Comme les ampsuits possèdent deux bras et deux jambes, nous avons tiré partie de nos équipements, et nous les avons animés à partir de captures de mouvements effectués par des acteurs. C’était autant de temps de travail économisé pour les animateurs. Mais il nous restait quand même à ajouter les mouvements des hanches mécaniques, ainsi que la posture particulière que prennent les exosquelettes pour permettre aux pilotes de les escalader pour s’installer aux commandes. Nous avons aussi animé les mouvements des poignets et des mains des ampsuits. Etant donné que ce sont les mouvements des pilotes qui servent à animer les ampsuits, nous avons utilisé aussi les captures de mouvements pour animer les pilotes 3D dans les cockpits. Dans certains plans, ce sont les acteurs réels qui sont placés à l’intérieur des ampsuits.
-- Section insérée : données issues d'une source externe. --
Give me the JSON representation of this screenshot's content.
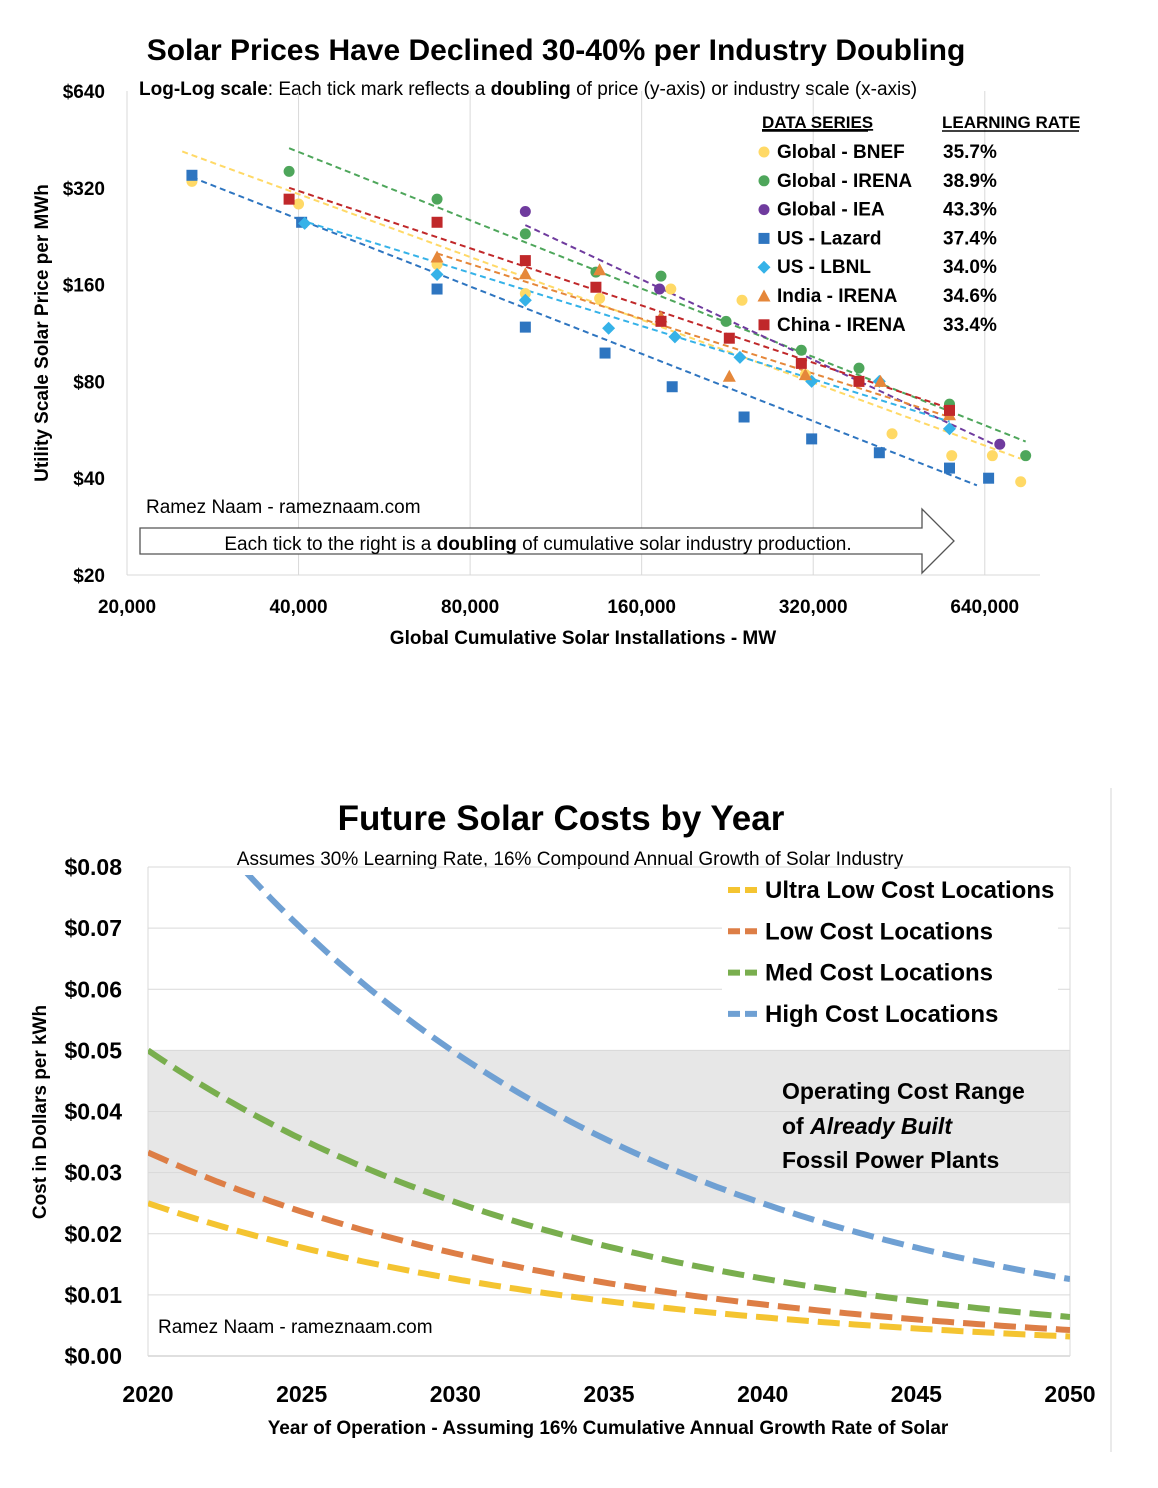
{
  "chart_data": [
    {
      "type": "scatter",
      "title": "Solar Prices Have Declined 30-40% per Industry Doubling",
      "subtitle": {
        "p1": "Log-Log scale",
        "p2": ": Each tick mark reflects a ",
        "p3": "doubling",
        "p4": " of price (y-axis) or industry scale (x-axis)"
      },
      "xlabel": "Global Cumulative Solar Installations - MW",
      "ylabel": "Utility Scale Solar Price per MWh",
      "xscale": "log2",
      "yscale": "log2",
      "xlim": [
        20000,
        800000
      ],
      "ylim": [
        20,
        640
      ],
      "x_ticks": [
        20000,
        40000,
        80000,
        160000,
        320000,
        640000
      ],
      "x_tick_labels": [
        "20,000",
        "40,000",
        "80,000",
        "160,000",
        "320,000",
        "640,000"
      ],
      "y_ticks": [
        20,
        40,
        80,
        160,
        320,
        640
      ],
      "y_tick_labels": [
        "$20",
        "$40",
        "$80",
        "$160",
        "$320",
        "$640"
      ],
      "grid": "vertical",
      "legend_position": "top-right",
      "legend_header_series": "DATA SERIES",
      "legend_header_rate": "LEARNING RATE",
      "credit": "Ramez Naam - rameznaam.com",
      "arrow_text": {
        "p1": "Each tick to the right is a ",
        "p2": "doubling",
        "p3": " of cumulative solar industry production."
      },
      "series": [
        {
          "name": "Global - BNEF",
          "learning_rate": "35.7%",
          "color": "#FFD966",
          "marker": "circle",
          "points": [
            [
              26000,
              335
            ],
            [
              40000,
              285
            ],
            [
              70000,
              185
            ],
            [
              100000,
              150
            ],
            [
              135000,
              145
            ],
            [
              180000,
              155
            ],
            [
              240000,
              143
            ],
            [
              310000,
              84
            ],
            [
              440000,
              55
            ],
            [
              560000,
              47
            ],
            [
              660000,
              47
            ],
            [
              740000,
              39
            ]
          ],
          "trend": [
            [
              25000,
              415
            ],
            [
              740000,
              46
            ]
          ]
        },
        {
          "name": "Global - IRENA",
          "learning_rate": "38.9%",
          "color": "#4EA65B",
          "marker": "circle",
          "points": [
            [
              38500,
              360
            ],
            [
              70000,
              295
            ],
            [
              100000,
              230
            ],
            [
              133000,
              175
            ],
            [
              173000,
              170
            ],
            [
              225000,
              123
            ],
            [
              305000,
              100
            ],
            [
              385000,
              88
            ],
            [
              555000,
              68
            ],
            [
              755000,
              47
            ]
          ],
          "trend": [
            [
              38500,
              425
            ],
            [
              755000,
              52
            ]
          ]
        },
        {
          "name": "Global - IEA",
          "learning_rate": "43.3%",
          "color": "#6F3B9E",
          "marker": "circle",
          "points": [
            [
              100000,
              270
            ],
            [
              172000,
              155
            ],
            [
              680000,
              51
            ]
          ],
          "trend": [
            [
              100000,
              245
            ],
            [
              680000,
              50
            ]
          ]
        },
        {
          "name": "US - Lazard",
          "learning_rate": "37.4%",
          "color": "#2E75C0",
          "marker": "square",
          "points": [
            [
              26000,
              350
            ],
            [
              40500,
              250
            ],
            [
              70000,
              155
            ],
            [
              100000,
              118
            ],
            [
              138000,
              98
            ],
            [
              181000,
              77
            ],
            [
              242000,
              62
            ],
            [
              318000,
              53
            ],
            [
              418000,
              48
            ],
            [
              555000,
              43
            ],
            [
              650000,
              40
            ]
          ],
          "trend": [
            [
              26000,
              345
            ],
            [
              620000,
              38
            ]
          ]
        },
        {
          "name": "US - LBNL",
          "learning_rate": "34.0%",
          "color": "#35B2E8",
          "marker": "diamond",
          "points": [
            [
              41000,
              248
            ],
            [
              70000,
              172
            ],
            [
              100000,
              143
            ],
            [
              140000,
              117
            ],
            [
              183000,
              110
            ],
            [
              238000,
              95
            ],
            [
              318000,
              80
            ],
            [
              418000,
              80
            ],
            [
              555000,
              57
            ]
          ],
          "trend": [
            [
              40000,
              255
            ],
            [
              555000,
              60
            ]
          ]
        },
        {
          "name": "India - IRENA",
          "learning_rate": "34.6%",
          "color": "#E5873A",
          "marker": "triangle",
          "points": [
            [
              70000,
              195
            ],
            [
              100000,
              173
            ],
            [
              135000,
              178
            ],
            [
              173000,
              127
            ],
            [
              228000,
              83
            ],
            [
              310000,
              84
            ],
            [
              420000,
              80
            ],
            [
              555000,
              63
            ]
          ],
          "trend": [
            [
              70000,
              200
            ],
            [
              555000,
              62
            ]
          ]
        },
        {
          "name": "China - IRENA",
          "learning_rate": "33.4%",
          "color": "#C0282A",
          "marker": "square",
          "points": [
            [
              38500,
              295
            ],
            [
              70000,
              250
            ],
            [
              100000,
              190
            ],
            [
              133000,
              157
            ],
            [
              173000,
              123
            ],
            [
              228000,
              109
            ],
            [
              305000,
              91
            ],
            [
              385000,
              80
            ],
            [
              555000,
              65
            ]
          ],
          "trend": [
            [
              38500,
              320
            ],
            [
              555000,
              66
            ]
          ]
        }
      ]
    },
    {
      "type": "line",
      "title": "Future Solar Costs by Year",
      "subtitle": "Assumes 30% Learning Rate, 16% Compound Annual Growth of Solar Industry",
      "xlabel": "Year of Operation - Assuming 16% Cumulative Annual Growth Rate of Solar",
      "ylabel": "Cost in Dollars per kWh",
      "xlim": [
        2020,
        2050
      ],
      "ylim": [
        0,
        0.08
      ],
      "x_ticks": [
        2020,
        2025,
        2030,
        2035,
        2040,
        2045,
        2050
      ],
      "x_tick_labels": [
        "2020",
        "2025",
        "2030",
        "2035",
        "2040",
        "2045",
        "2050"
      ],
      "y_ticks": [
        0,
        0.01,
        0.02,
        0.03,
        0.04,
        0.05,
        0.06,
        0.07,
        0.08
      ],
      "y_tick_labels": [
        "$0.00",
        "$0.01",
        "$0.02",
        "$0.03",
        "$0.04",
        "$0.05",
        "$0.06",
        "$0.07",
        "$0.08"
      ],
      "grid": "horizontal",
      "legend_position": "top-right",
      "credit": "Ramez Naam - rameznaam.com",
      "shaded_band": {
        "y_range": [
          0.025,
          0.05
        ],
        "color": "#E7E7E7",
        "label_lines": [
          [
            {
              "t": "Operating Cost Range",
              "i": false
            }
          ],
          [
            {
              "t": "of ",
              "i": false
            },
            {
              "t": "Already Built",
              "i": true
            }
          ],
          [
            {
              "t": "Fossil Power Plants",
              "i": false
            }
          ]
        ]
      },
      "series": [
        {
          "name": "Ultra Low Cost Locations",
          "color": "#F4C431",
          "start_value": 0.025,
          "annual_decline": 0.0663
        },
        {
          "name": "Low Cost Locations",
          "color": "#DD7E46",
          "start_value": 0.0333,
          "annual_decline": 0.0663
        },
        {
          "name": "Med Cost Locations",
          "color": "#79AE4E",
          "start_value": 0.05,
          "annual_decline": 0.0663
        },
        {
          "name": "High Cost Locations",
          "color": "#6FA0D3",
          "start_value": 0.0985,
          "annual_decline": 0.0663
        }
      ]
    }
  ]
}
Ils ont été filmés sur fond vert, dans une partie du cockpit placée sur une plateforme animée, asservie aux mouvements de l’ampsuit 3D. Les deux sources d’image ont été combinées par la suite.

Quels autres vaisseaux ou accessoires avez-vous animés ?
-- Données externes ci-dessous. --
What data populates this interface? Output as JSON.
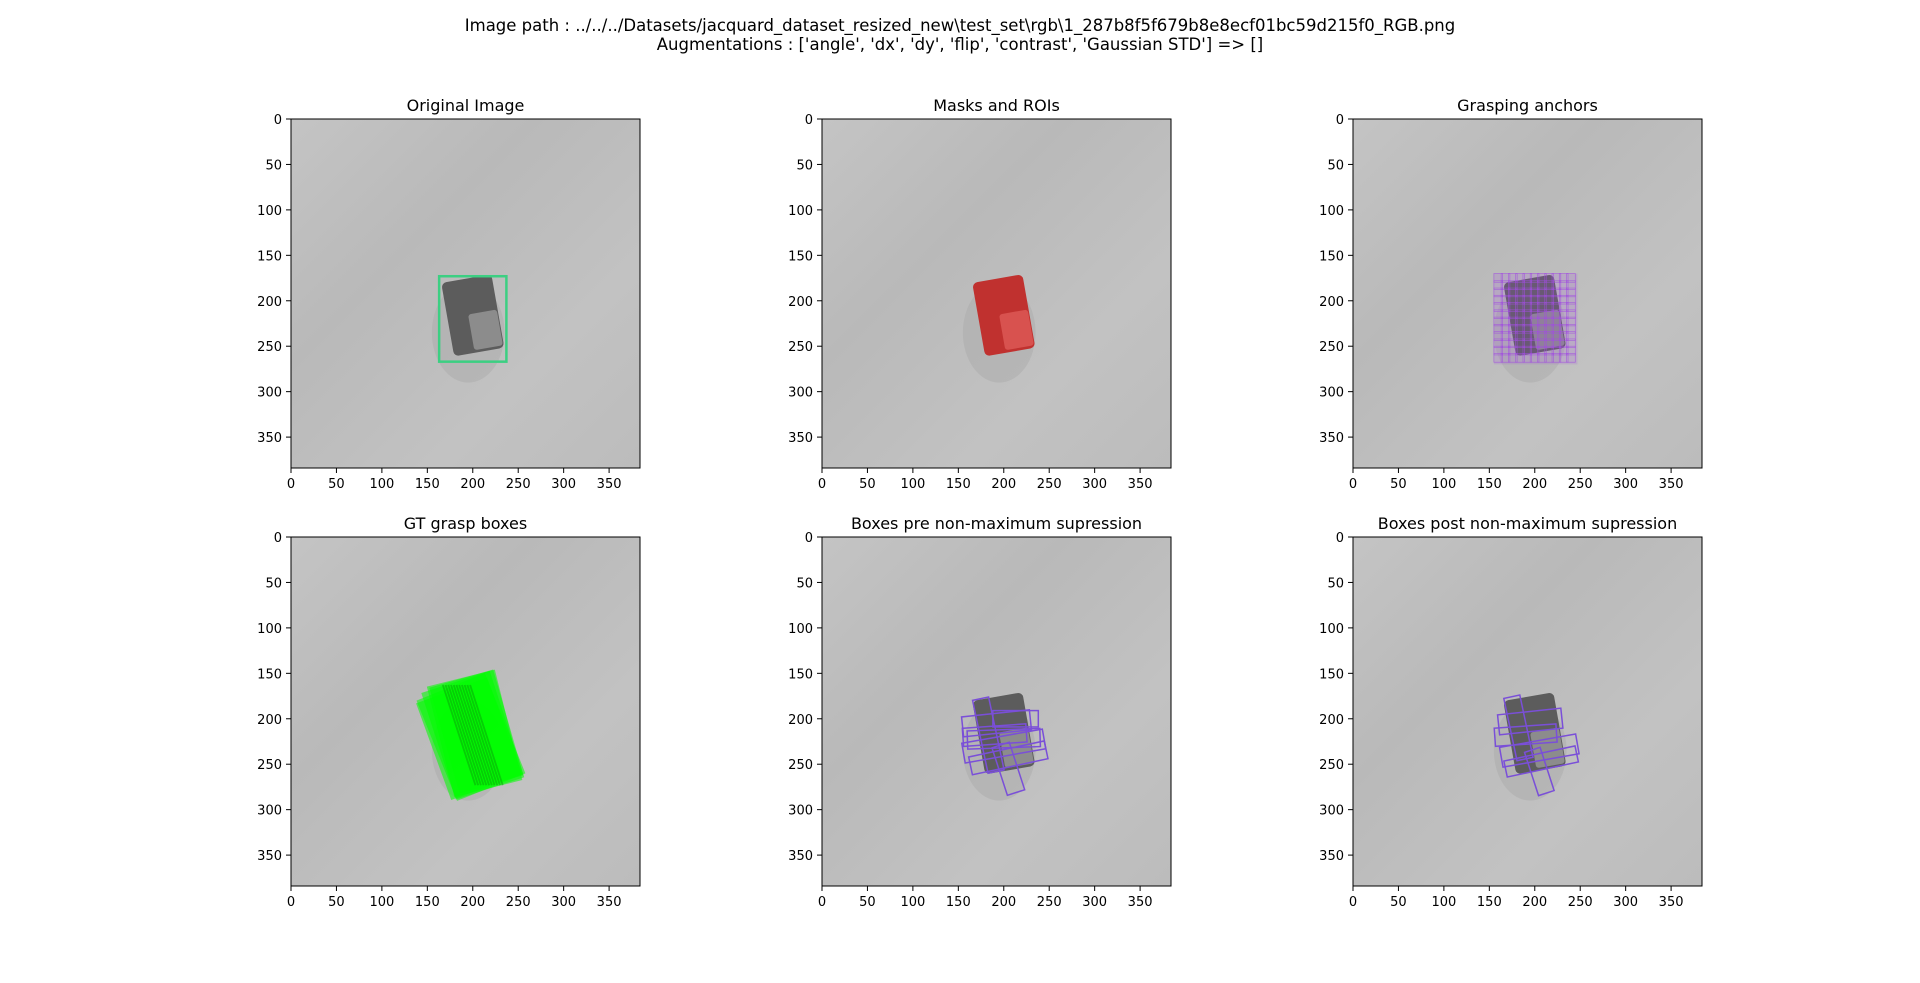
{
  "header": {
    "line1": "Image path : ../../../Datasets/jacquard_dataset_resized_new\\test_set\\rgb\\1_287b8f5f679b8e8ecf01bc59d215f0_RGB.png",
    "line2": "Augmentations : ['angle', 'dx', 'dy', 'flip', 'contrast', 'Gaussian STD'] => []"
  },
  "axis": {
    "range": [
      0,
      384
    ],
    "xticks": [
      0,
      50,
      100,
      150,
      200,
      250,
      300,
      350
    ],
    "yticks": [
      0,
      50,
      100,
      150,
      200,
      250,
      300,
      350
    ]
  },
  "colors": {
    "background": "#bdbdbd",
    "object_dark": "#5c5c5c",
    "object_light": "#8c8c8c",
    "roi_box": "#3ccf82",
    "mask": "#c0312f",
    "mask_light": "#d8524f",
    "anchor": "#a14fe0",
    "anchor_alt": "#d04ad8",
    "gt_box": "#00ff00",
    "pred_box": "#7a4fd8"
  },
  "panels": [
    {
      "id": "original",
      "title": "Original Image",
      "layers": [
        "object",
        "roi"
      ]
    },
    {
      "id": "masks",
      "title": "Masks and ROIs",
      "layers": [
        "mask"
      ]
    },
    {
      "id": "anchors",
      "title": "Grasping anchors",
      "layers": [
        "object",
        "anchors"
      ]
    },
    {
      "id": "gt",
      "title": "GT grasp boxes",
      "layers": [
        "gt"
      ]
    },
    {
      "id": "pre-nms",
      "title": "Boxes pre non-maximum supression",
      "layers": [
        "object",
        "pre"
      ]
    },
    {
      "id": "post-nms",
      "title": "Boxes post non-maximum supression",
      "layers": [
        "object",
        "post"
      ]
    }
  ],
  "object": {
    "body": {
      "cx": 200,
      "cy": 216,
      "w": 56,
      "h": 82,
      "angle": -10
    },
    "cap": {
      "cx": 214,
      "cy": 232,
      "w": 32,
      "h": 40,
      "angle": -10
    }
  },
  "roi_box": {
    "x": 163,
    "y": 173,
    "w": 74,
    "h": 94
  },
  "anchor_region": {
    "x": 155,
    "y": 170,
    "w": 92,
    "h": 100
  },
  "gt_boxes": [
    {
      "cx": 200,
      "cy": 218,
      "w": 78,
      "h": 122,
      "angle": -18
    },
    {
      "cx": 198,
      "cy": 220,
      "w": 80,
      "h": 118,
      "angle": -22
    },
    {
      "cx": 202,
      "cy": 216,
      "w": 76,
      "h": 124,
      "angle": -14
    },
    {
      "cx": 196,
      "cy": 222,
      "w": 82,
      "h": 112,
      "angle": -20
    },
    {
      "cx": 204,
      "cy": 214,
      "w": 72,
      "h": 120,
      "angle": -16
    }
  ],
  "pred_boxes_pre": [
    {
      "cx": 192,
      "cy": 205,
      "w": 75,
      "h": 22,
      "angle": -6
    },
    {
      "cx": 190,
      "cy": 218,
      "w": 70,
      "h": 20,
      "angle": -4
    },
    {
      "cx": 200,
      "cy": 230,
      "w": 90,
      "h": 22,
      "angle": -10
    },
    {
      "cx": 205,
      "cy": 243,
      "w": 85,
      "h": 20,
      "angle": -12
    },
    {
      "cx": 183,
      "cy": 218,
      "w": 18,
      "h": 82,
      "angle": -12
    },
    {
      "cx": 205,
      "cy": 255,
      "w": 20,
      "h": 55,
      "angle": -18
    },
    {
      "cx": 200,
      "cy": 222,
      "w": 80,
      "h": 20,
      "angle": -2
    },
    {
      "cx": 213,
      "cy": 200,
      "w": 50,
      "h": 18,
      "angle": 0
    }
  ],
  "pred_boxes_post": [
    {
      "cx": 195,
      "cy": 203,
      "w": 70,
      "h": 22,
      "angle": -6
    },
    {
      "cx": 190,
      "cy": 218,
      "w": 68,
      "h": 20,
      "angle": -4
    },
    {
      "cx": 205,
      "cy": 235,
      "w": 85,
      "h": 22,
      "angle": -10
    },
    {
      "cx": 182,
      "cy": 210,
      "w": 18,
      "h": 70,
      "angle": -12
    },
    {
      "cx": 205,
      "cy": 258,
      "w": 18,
      "h": 50,
      "angle": -18
    },
    {
      "cx": 207,
      "cy": 247,
      "w": 80,
      "h": 18,
      "angle": -12
    }
  ]
}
Beaucoup de vaisseaux et beaucoup d’accessoires… Nous nous sommes occupés des hélicoptères samson et des mini-hélicoptères scorpion. Ils étaient assez amusants à animer, parce qu’ils sont puissamment armés : il y avait beaucoup de tirs de missiles à simuler, avec les traces de fumées derrière les projectiles, les impacts, etc. Les interactions avec les banshees et les Na’vis sur leurs dos étaient également très intéressantes à animer. Les gros plans des Na’vis ont été réalisés en capture de performance et en animation, tandis que les plans très larges ont été animés grâce au logiciel Massive, qui avait été employé pour la première fois dans LE SEIGNEUR DES ANNEAUX. Le département d’animation a créé des dizaines de cycles d’animation différents pour les banshees et les Na’vis qui se trouvent sur leurs dos : une banshee en position de piqué, une banshee qui s’accroche à un hélicoptère pour l’attaquer, une banshee qui est tuée par un tir des soldats, une banshee qui se bat en happant des choses avec sa gueule, etc. Le logiciel massive a enregistré toutes ces animations, et il nous a suffi de programmer les actions de groupes de banshees et d’hélicoptères pour qu’il anime le reste de manière cohérente. Autrement dit, si nous programmons une banshee pour qu’elle fonce vers un hélicoptère, dès qu’elle est suffisamment proche, le logiciel prend le relais, et l’anime pour qu’elle s’accroche à l’appareil et le déséquilibre, ou qu’elle attaque les soldats qui se trouvent dans l’appareil. Tout fonctionne comme dans un énorme jeu vidéo. Les personnages sont dotés d’une intelligence artificielle, et leur comportement est logique.

Comment résumeriez-vous en quelques mots ce qu’a été pour vous l’expérience d’AVATAR ?

AVATAR  a été vraiment un boulot de rêve, pendant trois ans, pour toute notre équipe d’animateurs. C’était un projet exceptionnel, et tout à fait passionnant.